Sautéed Kale and Grapes

Small tastes of the warm Kale and Grapes for the cooking class
(photography Julie Farrell) 

 Filling the measuring cup with grapes sliced in half.  One full cup of grapes is perfect
 with one bunch of kale

 Use the largest sauté pan (frying pan) that you have.  You don't want the kale to steam, instead you
want it to be crispy and browned.  Cook the kale completely first and then push the cooked kale to the side and add the grapes.

After the grapes have cooked for a few minutes combine them with the kale and serve.
This dish goes well with almost anything.  I've added pecans and served it over halibut.  
I've often served it as a side dish with roast chicken.  The other day we tried it with beef and 
that was good too.

Notes on the Kale Salad recipe from one of the cooking class students 

Something magical happens when you cook grapes.  This is one of those recipes where someone's eyes light up when they eat the grapes and they say "what did you do to make those grapes taste so amazing!"  The answer is so simple:  heat.  There is not magic ingredient just a the magic trick that happens when you take a cold grape and cook it in a sauté pan:  the sweetness is intensified and the flavor transformed.   

For those of you who have made the now famous Gina Salad (warm grapes, warm bigs, caramelized balsamic onions, goat cheese and marcona almonds over arugula)  you already know how warm fruit tastes like nothing else in a salad or side dish.  And even if that warm fruit cools, it has already undergone a metamorphosis that changes the taste of the original raw fruit.  (just think of any raw ingredient and how it changes once you roast it.)  And I'm not trying to get too carried away on a tangent (as a tend to do) but you can also roast whole grapes in the oven.  Clark Staub from Flatbread roasted entire bunches of grapes in the oven as a side dish for one of his farm to table dinners.  They were amazing.  In fact I'm going to do a separate post on oven roasted grapes but I've made hyperlinks to Clark's recipe here.

Now back to our kale and grapes recipe.

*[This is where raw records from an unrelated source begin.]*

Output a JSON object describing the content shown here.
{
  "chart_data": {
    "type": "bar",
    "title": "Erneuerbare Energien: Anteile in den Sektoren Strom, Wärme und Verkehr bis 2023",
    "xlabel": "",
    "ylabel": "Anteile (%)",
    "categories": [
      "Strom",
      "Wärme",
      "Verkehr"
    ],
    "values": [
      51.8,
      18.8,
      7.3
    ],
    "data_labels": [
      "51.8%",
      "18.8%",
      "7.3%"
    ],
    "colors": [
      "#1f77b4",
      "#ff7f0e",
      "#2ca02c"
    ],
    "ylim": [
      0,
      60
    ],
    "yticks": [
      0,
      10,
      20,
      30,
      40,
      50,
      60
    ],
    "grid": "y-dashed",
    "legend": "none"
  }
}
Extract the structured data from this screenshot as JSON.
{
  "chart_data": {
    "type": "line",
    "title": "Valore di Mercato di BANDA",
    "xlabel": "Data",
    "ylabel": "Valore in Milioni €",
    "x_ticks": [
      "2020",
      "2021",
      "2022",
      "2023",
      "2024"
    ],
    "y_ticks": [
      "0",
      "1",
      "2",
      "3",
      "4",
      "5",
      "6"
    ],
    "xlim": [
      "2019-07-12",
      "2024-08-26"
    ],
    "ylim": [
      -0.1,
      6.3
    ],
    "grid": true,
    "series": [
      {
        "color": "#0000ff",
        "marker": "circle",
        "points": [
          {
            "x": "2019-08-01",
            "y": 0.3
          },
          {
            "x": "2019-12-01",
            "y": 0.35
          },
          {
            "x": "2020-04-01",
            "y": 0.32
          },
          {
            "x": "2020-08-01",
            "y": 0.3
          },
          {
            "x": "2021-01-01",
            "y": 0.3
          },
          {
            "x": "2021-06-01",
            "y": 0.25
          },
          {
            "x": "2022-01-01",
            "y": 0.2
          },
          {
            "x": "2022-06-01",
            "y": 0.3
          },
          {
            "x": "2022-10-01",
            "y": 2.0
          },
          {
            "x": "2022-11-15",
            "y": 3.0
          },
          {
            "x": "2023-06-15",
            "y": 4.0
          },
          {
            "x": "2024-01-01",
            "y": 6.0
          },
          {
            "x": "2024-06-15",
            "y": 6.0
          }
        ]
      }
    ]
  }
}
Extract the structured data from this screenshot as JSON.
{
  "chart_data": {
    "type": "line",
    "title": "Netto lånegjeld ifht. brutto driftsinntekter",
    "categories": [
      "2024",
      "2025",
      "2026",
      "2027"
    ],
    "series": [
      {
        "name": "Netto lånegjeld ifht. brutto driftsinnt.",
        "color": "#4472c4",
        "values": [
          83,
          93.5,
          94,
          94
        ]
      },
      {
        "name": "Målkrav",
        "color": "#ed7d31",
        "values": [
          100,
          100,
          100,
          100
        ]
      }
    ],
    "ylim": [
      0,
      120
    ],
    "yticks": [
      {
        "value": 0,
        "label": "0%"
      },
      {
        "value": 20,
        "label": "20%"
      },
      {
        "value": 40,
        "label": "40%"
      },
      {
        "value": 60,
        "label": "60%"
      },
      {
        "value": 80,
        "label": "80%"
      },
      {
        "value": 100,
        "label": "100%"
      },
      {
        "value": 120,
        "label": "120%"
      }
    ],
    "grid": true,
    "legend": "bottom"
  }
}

While there are a number of type of ale there are two main types of Kale that most people cook with:  Curly Kale or Lacinto Kale.  Curly Kale is the kale you see in most grocery stores and that previously was thought only as a green background garnish until its recent nutritional powerhouse health benefits put it in its own league protecting against cancer as well as being cholesterol-lowering and packed full antioxidants and vitamins.  It is high in Calcium, Iron, Vitamin C, Vitamin A and is high in fiber.  So I'm glad to hear that it is healthy but I'm personally all about taste and I'm addicted to it.  It must have something my body needs, because I literally crave it and eat it at least once a week either cooked or in a kale salad (with lime or lemon juice, feta cheese, carrots and nuts.)

Lacinto Kale is also known by a number of other names (Tuscan Kale, Italian Kale, Dinosaur Kale, Cavolo Nero, or Black Kale)  No matter which name you use it is all the same exact thing.  I'll take a picture the next time I'm at the Farmer's Market so you can see the difference.  And while it seems like the gourmet new stylish think to cook with, it has been in America since the 1770's:  Thomas Jefferson planted it on his farm at Monticello

So which Kale should you use in the recipe?  Whichever one you can easily find.  They both work.  Curly Kale is found everywhere.  Lacinto Kale is found in many farmer's markets and at specialty stores like Whole Foods.  


This recipe is so quick and simple.  Kale keeps well in the refrigerator and so do red grapes.  So it is an to throw together as a last minute side dish for anything from fish to chicken.  

2 tablespoons grapeseed oil (or olive oil, but grapeseed oil is better for high heat)
1 medium size bunch of kale, chopped into small pieces or slices
1 cup of red grapes, sliced in half
pinch of kosher salt (about an 1/8 teaspoon of salt)

In the largest sauté pan you have, turn the heat to high and put in the grapeseed oil and then the kale.  Sprinkle the kale with kosher salt.  Turn the heat down to medium high and continue to cook, stirring with a wooden spoon, until the kale begins to brown.

Cook the kale more than you think you need to.  Just go that little bit farther to bring out the nutty and crispy taste of the kale.

When the kale is cooked push it to the side of the pan, turn the heat to high again and add the grapes.  Turn the to medium high and cook the grapes for about 2 minutes.  Add an extra pinch of salt to the grapes if you wish.

Then combine the grapes and kale and serve warm.